Families often come together from far away for Thanksgiving—but maybe they shouldn't this year?

In preparation for the holiday season, the Centers for Disease Control and Prevention (CDC) published guidance on safely celebrating Thanksgiving.

"Thanksgiving is a time when many families travel long distances to celebrate together," the CDC report reads. "Travel increases the chance of getting and spreading the virus that causes COVID-19. Staying home is the best way to protect yourself and others."

This is, in technical medical jargon, a "major bummer." While a nice dinner to catch up with all your extended family might seem nice, the CDC categorizes "large indoor gatherings with people from outside of your household" as a high-risk activity.

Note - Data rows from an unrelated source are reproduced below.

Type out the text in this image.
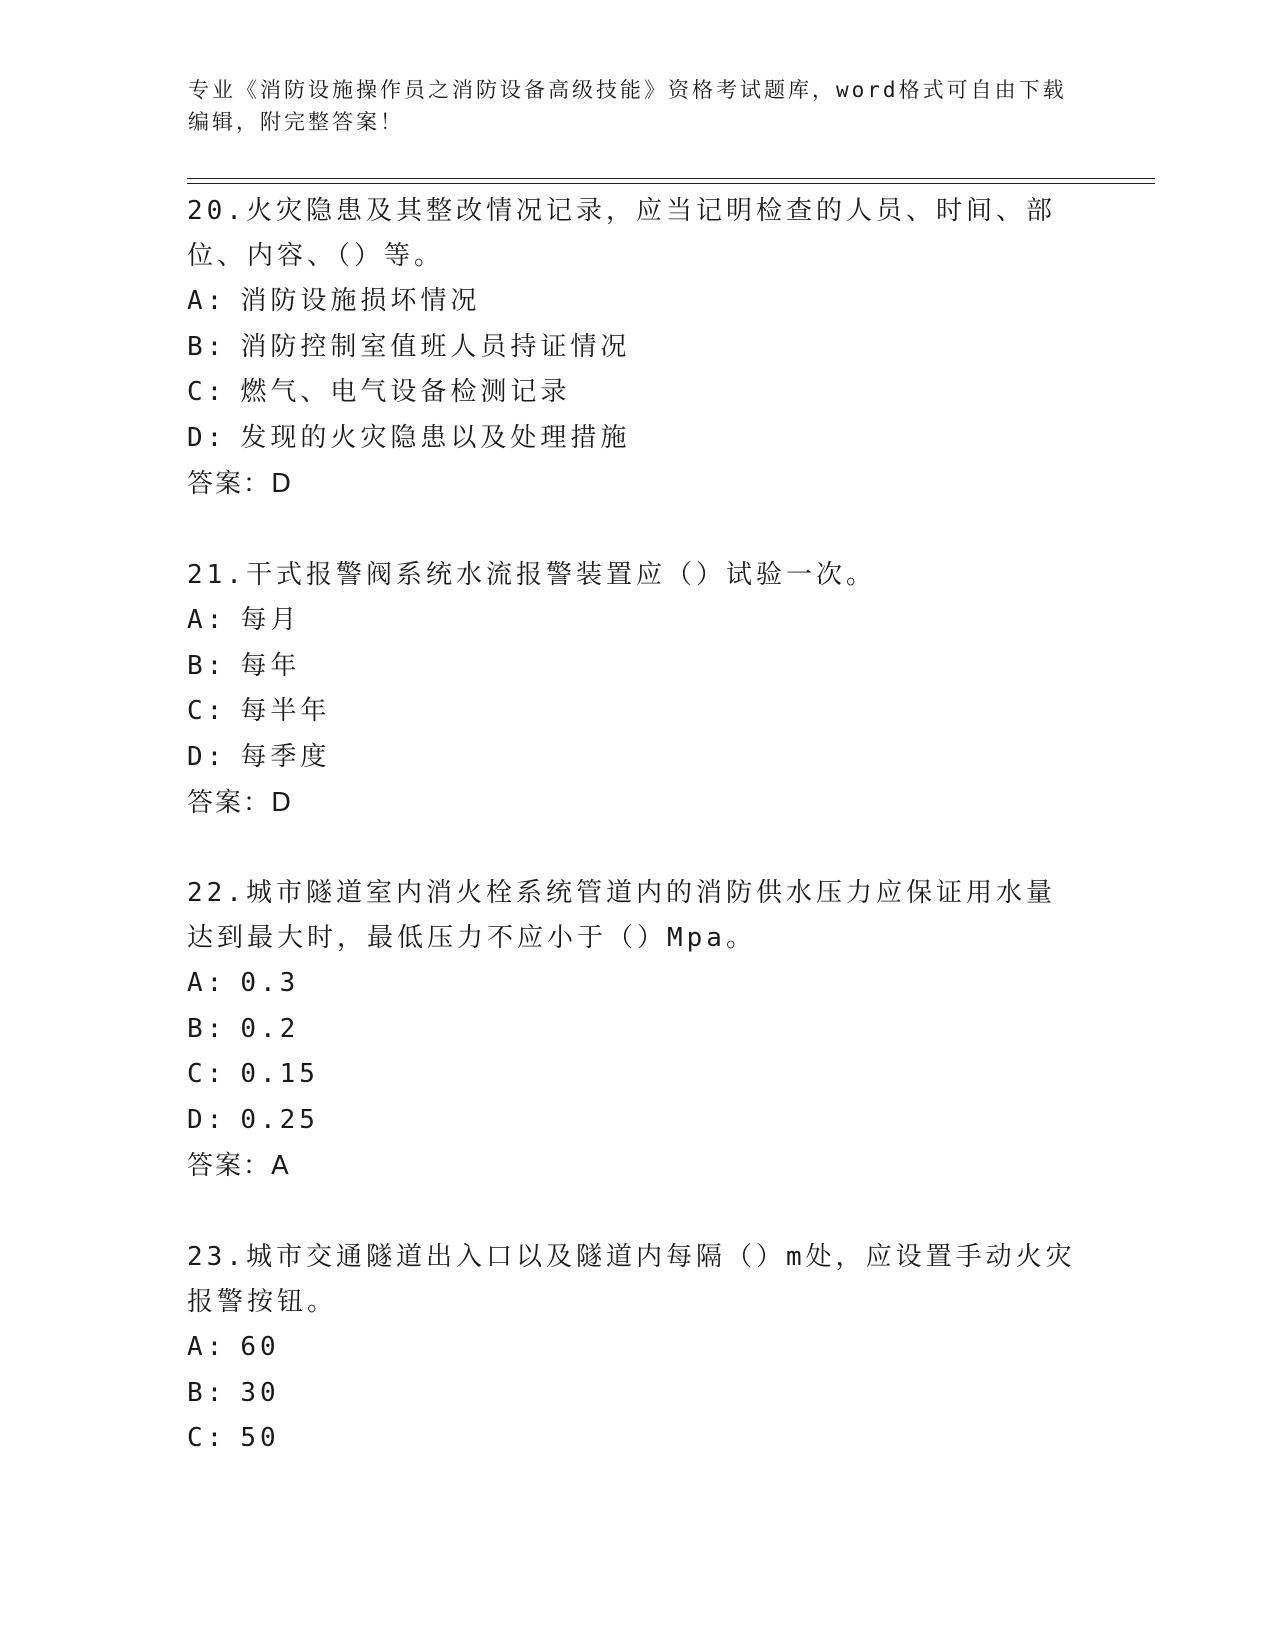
专业《消防设施操作员之消防设备高级技能》资格考试题库，word格式可自由下载编辑，附完整答案！

20.火灾隐患及其整改情况记录，应当记明检查的人员、时间、部位、内容、（）等。

A: 消防设施损坏情况

B: 消防控制室值班人员持证情况

C: 燃气、电气设备检测记录

D: 发现的火灾隐患以及处理措施

答案：D

21.干式报警阀系统水流报警装置应（）试验一次。

A: 每月

B: 每年

C: 每半年

D: 每季度

答案：D

22.城市隧道室内消火栓系统管道内的消防供水压力应保证用水量达到最大时，最低压力不应小于（）Mpa。

A: 0.3

B: 0.2

C: 0.15

D: 0.25

答案：A

23.城市交通隧道出入口以及隧道内每隔（）m处，应设置手动火灾报警按钮。

A: 60

B: 30

C: 50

The CDC gives a few ideas on how to go about Thanksgiving this year.

You might consider these "Low-Risk Activities" as suggested by the CDC:

  • Have a small dinner with only people who live in your household
  • Prepare meals (a secret family recipe, perhaps?) to contactless-ly deliver to family and neighbors
  • Host a virtual dinner (with coordinated food, maybe?) with friends and family
  • Shop online rather than in person for Black Friday and Cyber Monday
  • Watch sports, parades, and movies from home

Skip the Crowds

Thanksgiving season often comes with parades, sporting events, races, and bustling shopping days—all of which are densely packed. The CDC warns that "gatherings with more people pose more risk than gatherings with fewer people" and suggests people "avoid crowded, poorly ventilated, or fully enclosed indoor spaces."

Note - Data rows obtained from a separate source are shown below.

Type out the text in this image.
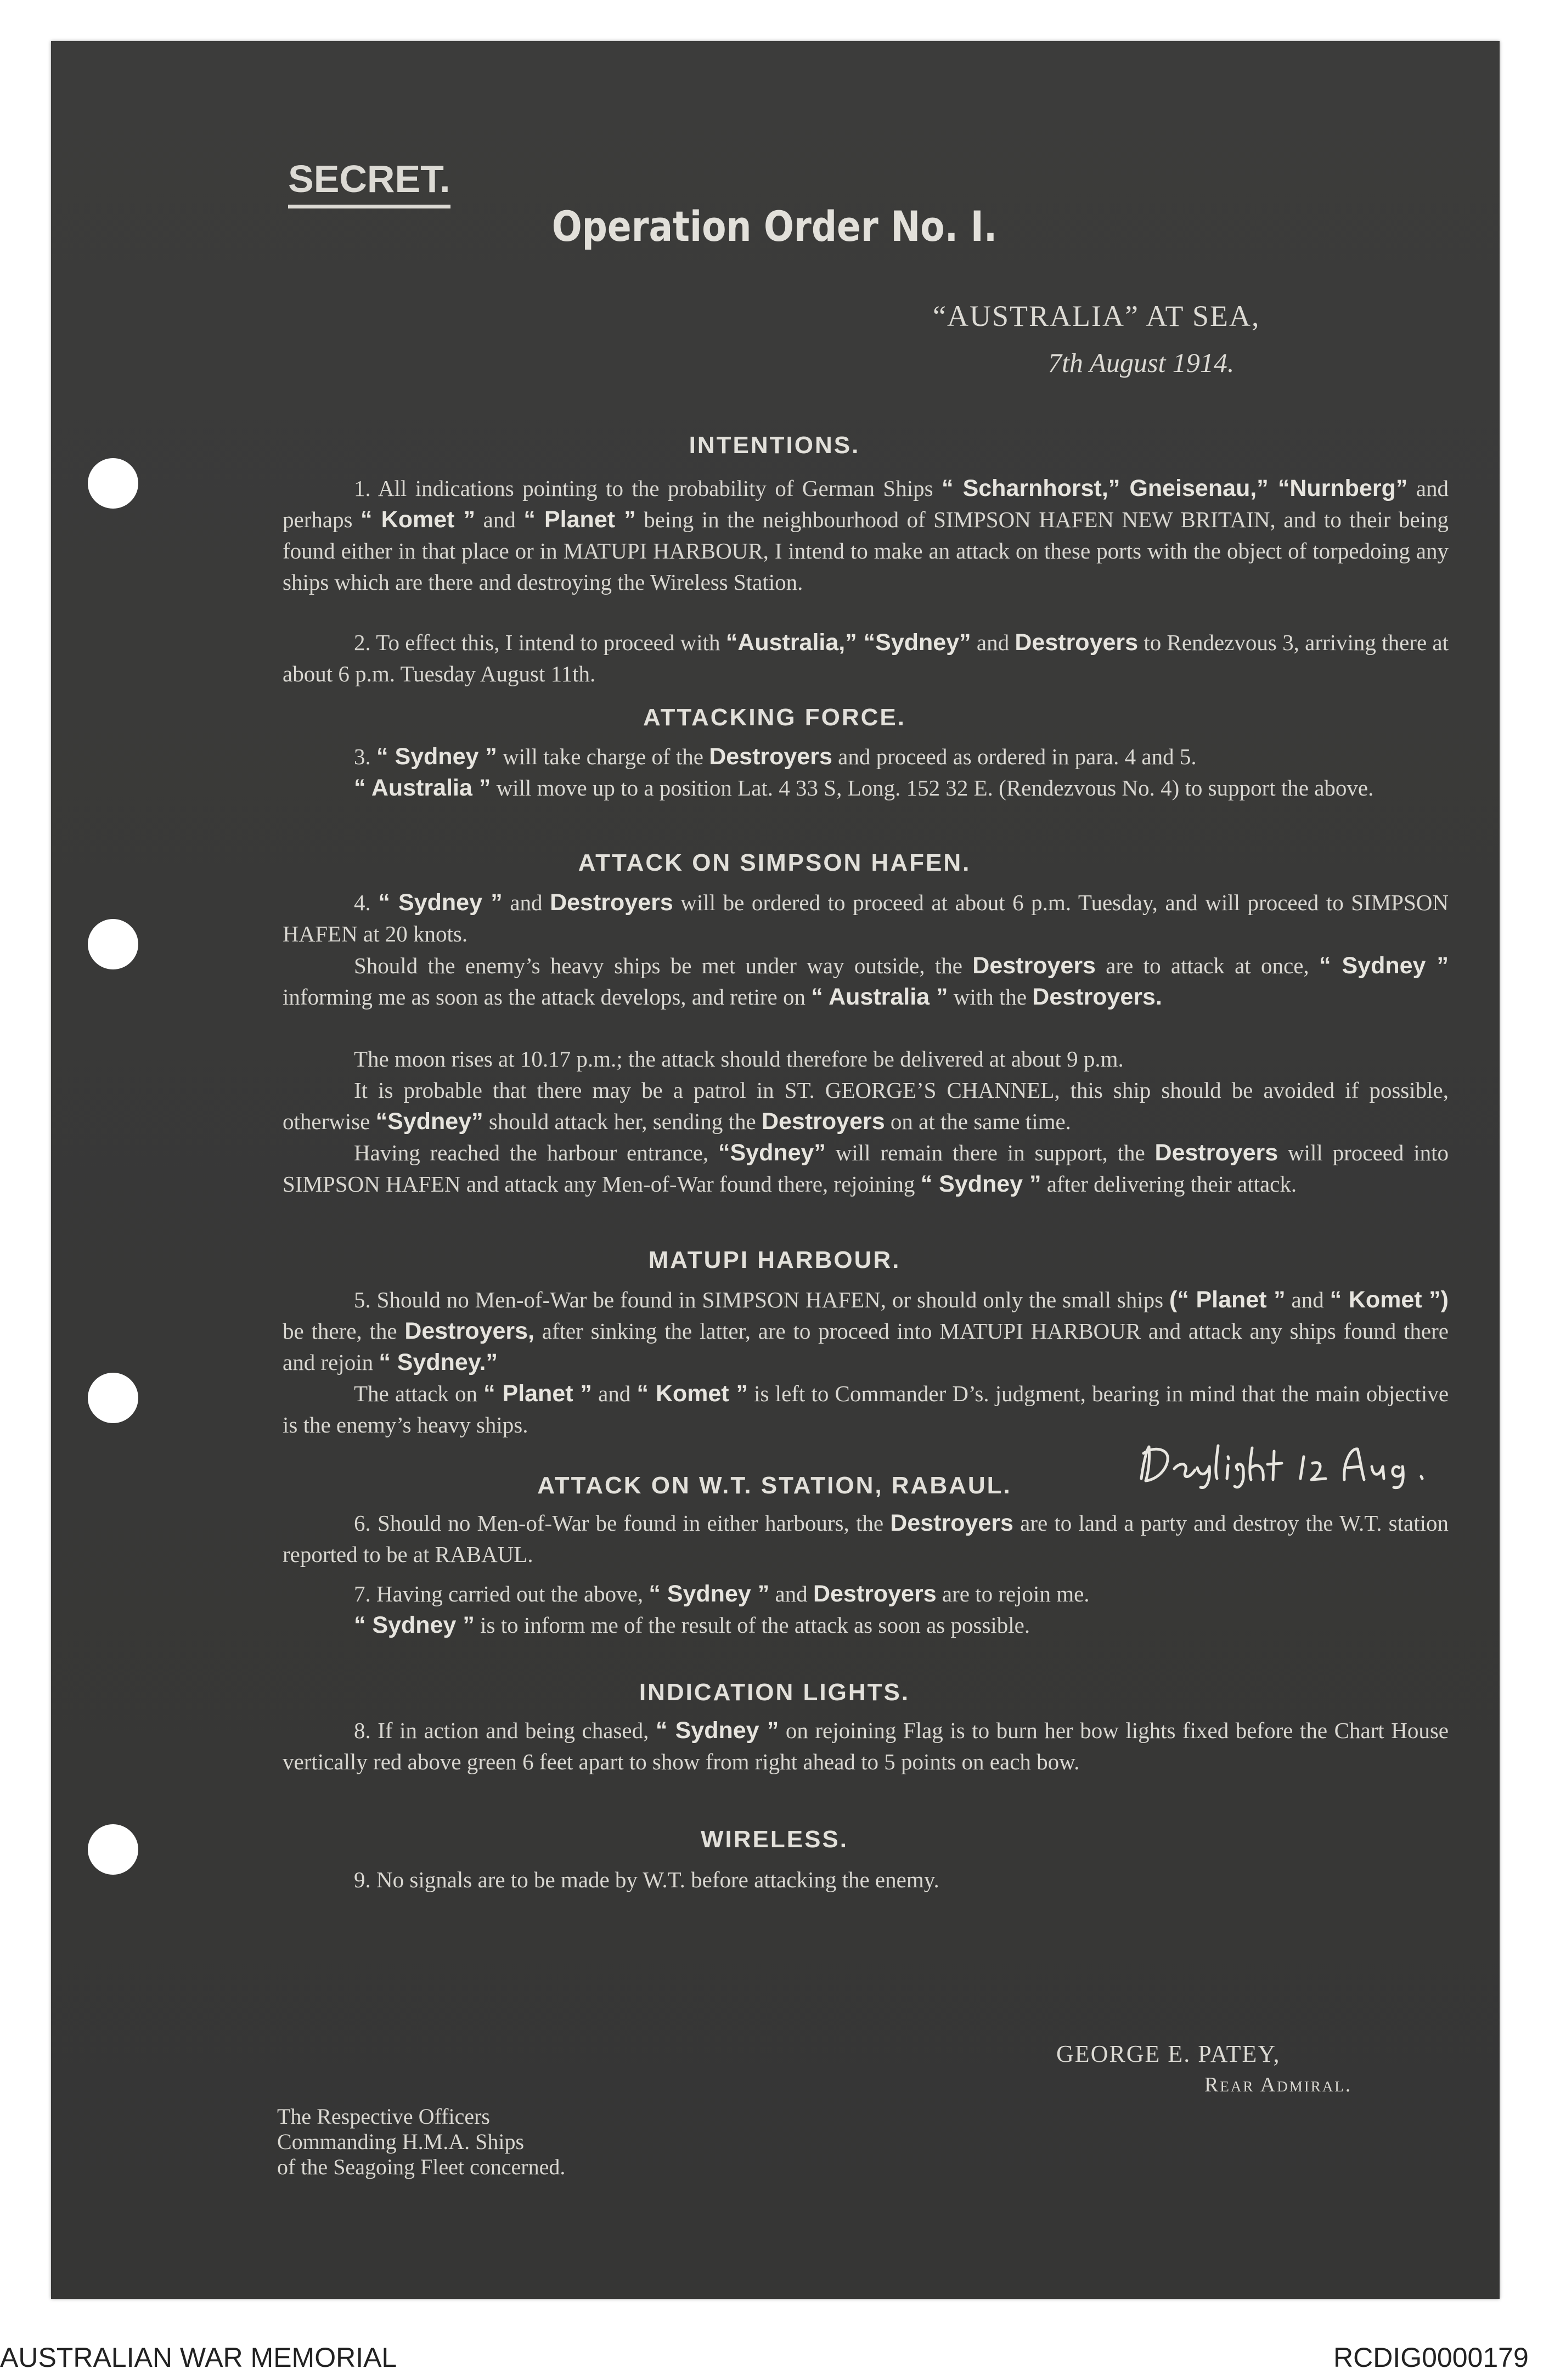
SECRET.
Operation Order No. I.
“AUSTRALIA” AT SEA,
7th August 1914.
INTENTIONS.
ATTACKING FORCE.
ATTACK ON SIMPSON HAFEN.
MATUPI HARBOUR.
ATTACK ON W.T. STATION, RABAUL.
INDICATION LIGHTS.
WIRELESS.
1. All indications pointing to the probability of German Ships “ Scharnhorst,” Gneisenau,” “Nurnberg” and perhaps “ Komet ” and “ Planet ” being in the neighbourhood of SIMPSON HAFEN NEW BRITAIN, and to their being found either in that place or in MATUPI HARBOUR, I intend to make an attack on these ports with the object of torpedoing any ships which are there and destroying the Wireless Station.
2. To effect this, I intend to proceed with “Australia,” “Sydney” and Destroyers to Rendezvous 3, arriving there at about 6 p.m. Tuesday August 11th.
3. “ Sydney ” will take charge of the Destroyers and proceed as ordered in para. 4 and 5.
“ Australia ” will move up to a position Lat. 4 33 S, Long. 152 32 E. (Rendezvous No. 4) to support the above.
4. “ Sydney ” and Destroyers will be ordered to proceed at about 6 p.m. Tuesday, and will proceed to SIMPSON HAFEN at 20 knots.
Should the enemy’s heavy ships be met under way outside, the Destroyers are to attack at once, “ Sydney ” informing me as soon as the attack develops, and retire on “ Australia ” with the Destroyers.
The moon rises at 10.17 p.m.; the attack should therefore be delivered at about 9 p.m.
It is probable that there may be a patrol in ST. GEORGE’S CHANNEL, this ship should be avoided if possible, otherwise “Sydney” should attack her, sending the Destroyers on at the same time.
Having reached the harbour entrance, “Sydney” will remain there in support, the Destroyers will proceed into SIMPSON HAFEN and attack any Men-of-War found there, rejoining “ Sydney ” after delivering their attack.
5. Should no Men-of-War be found in SIMPSON HAFEN, or should only the small ships (“ Planet ” and “ Komet ”) be there, the Destroyers, after sinking the latter, are to proceed into MATUPI HARBOUR and attack any ships found there and rejoin “ Sydney.”
The attack on “ Planet ” and “ Komet ” is left to Commander D’s. judgment, bearing in mind that the main objective is the enemy’s heavy ships.
6. Should no Men-of-War be found in either harbours, the Destroyers are to land a party and destroy the W.T. station reported to be at RABAUL.
7. Having carried out the above, “ Sydney ” and Destroyers are to rejoin me.
“ Sydney ” is to inform me of the result of the attack as soon as possible.
8. If in action and being chased, “ Sydney ” on rejoining Flag is to burn her bow lights fixed before the Chart House vertically red above green 6 feet apart to show from right ahead to 5 points on each bow.
9. No signals are to be made by W.T. before attacking the enemy.
GEORGE E. PATEY,
Rear Admiral.
The Respective Officers
Commanding H.M.A. Ships
of the Seagoing Fleet concerned.
AUSTRALIAN WAR MEMORIAL	RCDIG0000179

The Thanksgiving guidance characterizes these as "High-Risk Activities":

  • Going shopping in crowded stores just before, on, or after Thanksgiving
  • Participating or being a spectator at a crowded race
  • Attending crowded parades
  • Using alcohol or drugs, which can cloud judgement and increase risky behaviors
  • Attending large indoor gatherings with people from outside of your household

"If you must travel, be informed of the risks involved," reads the CDC webpage.

While the idyllic Thanksgiving scene is a warm, familial meal with many good friends and neighbors to share the cheer, this year is a little different. But that doesn't mean the spirit of Thanksgiving won't be present.